That would provide some momentum into elevated competition against the runner-up in Group D — likely Venezuela (Ronald Acuña Jr., Jose Altuve, Gleyber Torres) or Puerto Rico (Edwin Diaz, Francisco Lindor, Marcus Stroman) or the Dominican Republic (a lineup as formidable as that of the Americans, including Rafael Devers, Manny Machado, Julio Rodriguez and Juan Soto).

I do believe national pride around the national pastime would form and interest would grow if the U.S. played the Dominicans in the semifinals on March 19 and Japan and Shohei Ohtani in the March 21 final. There is no script, so who knows — maybe the British really will give the Americans a game.

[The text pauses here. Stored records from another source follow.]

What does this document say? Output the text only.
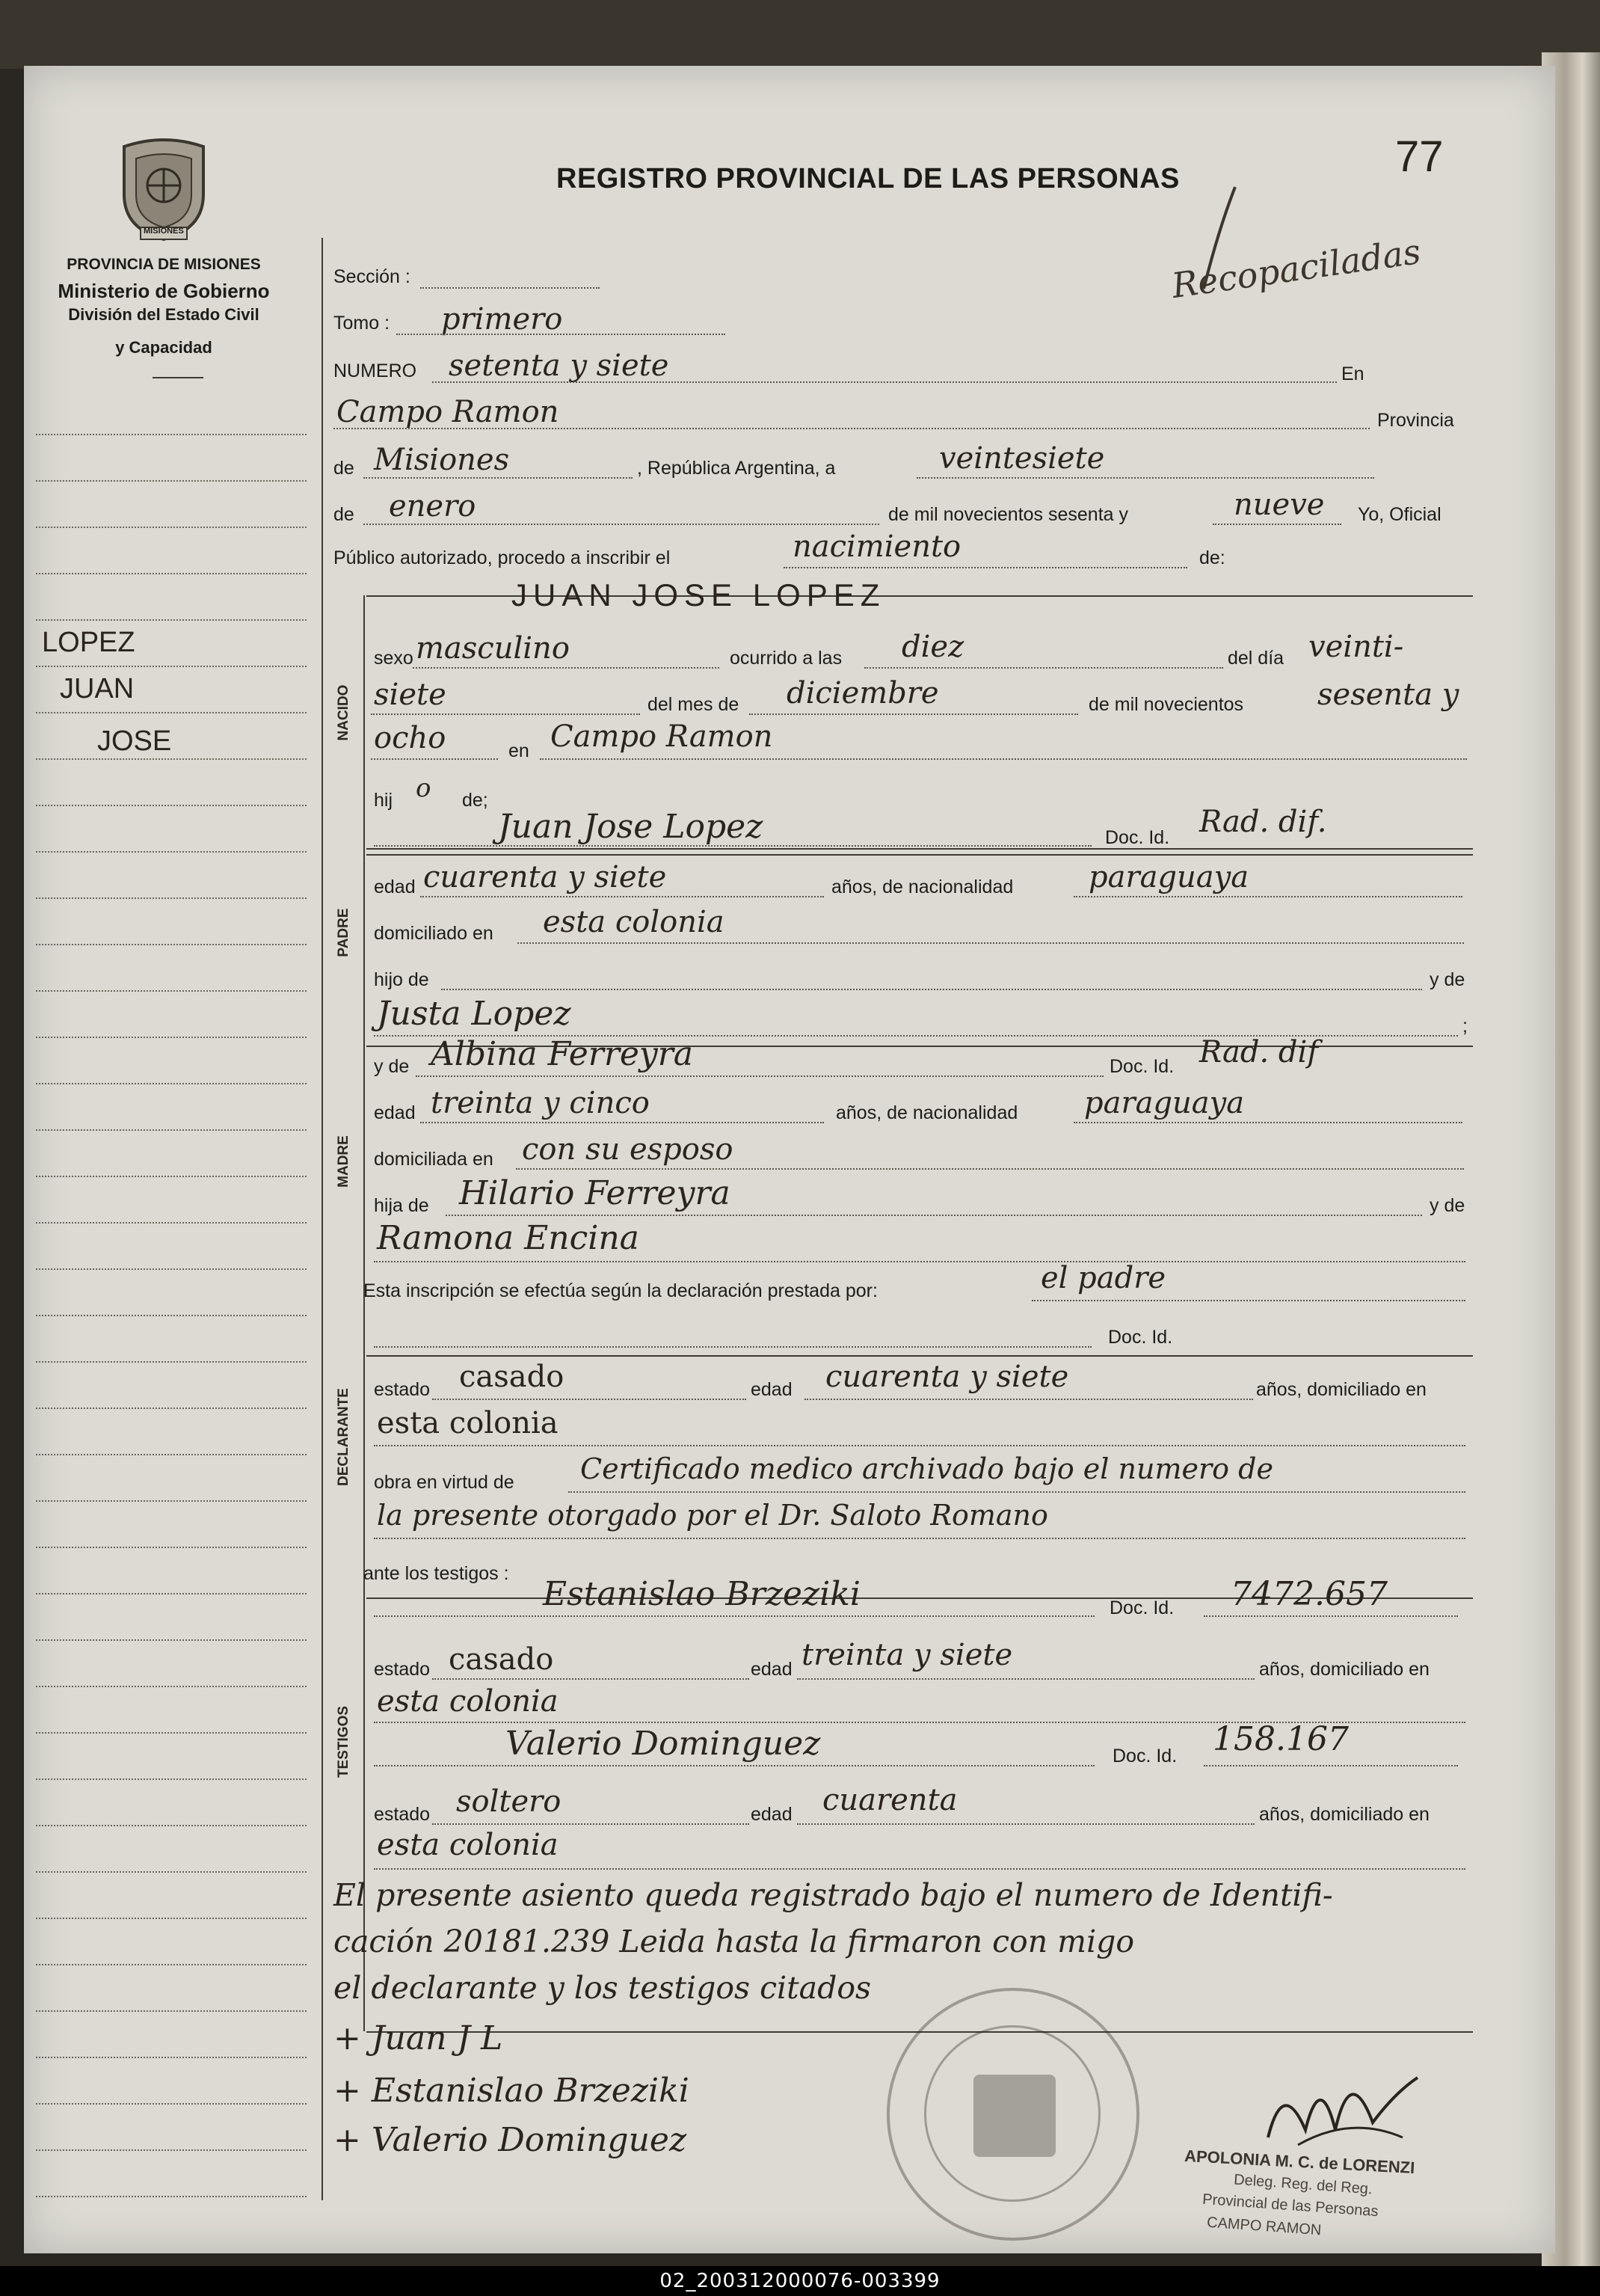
MISIONES
PROVINCIA DE MISIONES
Ministerio de Gobierno
División del Estado Civil
y Capacidad
REGISTRO PROVINCIAL DE LAS PERSONAS	77
Recopaciladas
LOPEZ
JUAN
JOSE
NACIDO
PADRE
MADRE
DECLARANTE
TESTIGOS
Sección :
Tomo : primero
NUMERO setenta y siete	En
Campo Ramon	Provincia
de Misiones	, República Argentina, a	veintesiete
de enero	de mil novecientos sesenta y	nueve Yo, Oficial
Público autorizado, procedo a inscribir el	nacimiento	de:
JUAN JOSE LOPEZ
sexo masculino	ocurrido a las diez	del día veinti-
siete	del mes de diciembre	de mil novecientos sesenta y
ocho	en Campo Ramon
hij o de;
Juan Jose Lopez	Doc. Id. Rad. dif.
edad cuarenta y siete	años, de nacionalidad	paraguaya
domiciliado en esta colonia
hijo de	y de
Justa Lopez	;
y de Albina Ferreyra	Doc. Id. Rad. dif
edad treinta y cinco	años, de nacionalidad paraguaya
domiciliada en con su esposo
hija de Hilario Ferreyra	y de
Ramona Encina
Esta inscripción se efectúa según la declaración prestada por:	el padre
Doc. Id.
estado casado	edad cuarenta y siete	años, domiciliado en
esta colonia
obra en virtud de Certificado medico archivado bajo el numero de
la presente otorgado por el Dr. Saloto Romano
ante los testigos :
Estanislao Brzeziki	Doc. Id. 7472.657
estado casado	edad treinta y siete	años, domiciliado en
esta colonia
Valerio Dominguez	Doc. Id. 158.167
estado soltero	edad cuarenta	años, domiciliado en
esta colonia
El presente asiento queda registrado bajo el numero de Identifi-
cación 20181.239 Leida hasta la firmaron con migo
el declarante y los testigos citados
+ Juan J L
+ Estanislao Brzeziki
+ Valerio Dominguez
APOLONIA M. C. de LORENZI
Deleg. Reg. del Reg.
Provincial de las Personas
CAMPO RAMON
02_200312000076-003399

The hope is that the tournament, which has 20 teams in four pools, will increase baseball’s popularity worldwide. A semifinal group that has at least the U.S., Dominican and Japan might put more prime-aged stars in one place at one time as perhaps anytime. MLB fans could be introduced, perhaps, to young Japanese stars likely to try to come to MLB in the next few years, notably power-hitting third baseman Muneta Murakami and pitching phenom Roki Sasaki.

What holds back the tournament from being all it can be is that there is no perfect time on the calendar for it to be contested. It either must be played at this time of year, or leagues in North America, Japan, Korea and Taiwan would have to shut down for a few weeks in July, or it would have to be played after the completions of seasons, when players are generally physically taxed and not looking to add that level of competition and risk to their bodies.

This time of year is probably best, but any time would lead to the other problem — MLB teams, in particular, are hesitant to let their best pitchers participate.

As American reliever Adam Ottavino said: “I just don’t see the aces making big money [participating] because they have such outsized value to their team. … I can see more the No. 1 or No. 2 starter who is not yet fully established and their teams think this is a great building block because of the level of competition. But for the older players, I just never see teams switching their stance.”

So Team USA does not have, for example, Gerrit Cole, Max Fried or Justin Verlander.

“For me, the 30 guys that are in that [U.S.] room are the right guys because they wanted to be in that room,” DeRosa said. “But I also think at some point, if this is going to go where it needs to go, that all teams and all countries would want their so-called best players, and it shouldn’t be as difficult as it was to put a roster together.”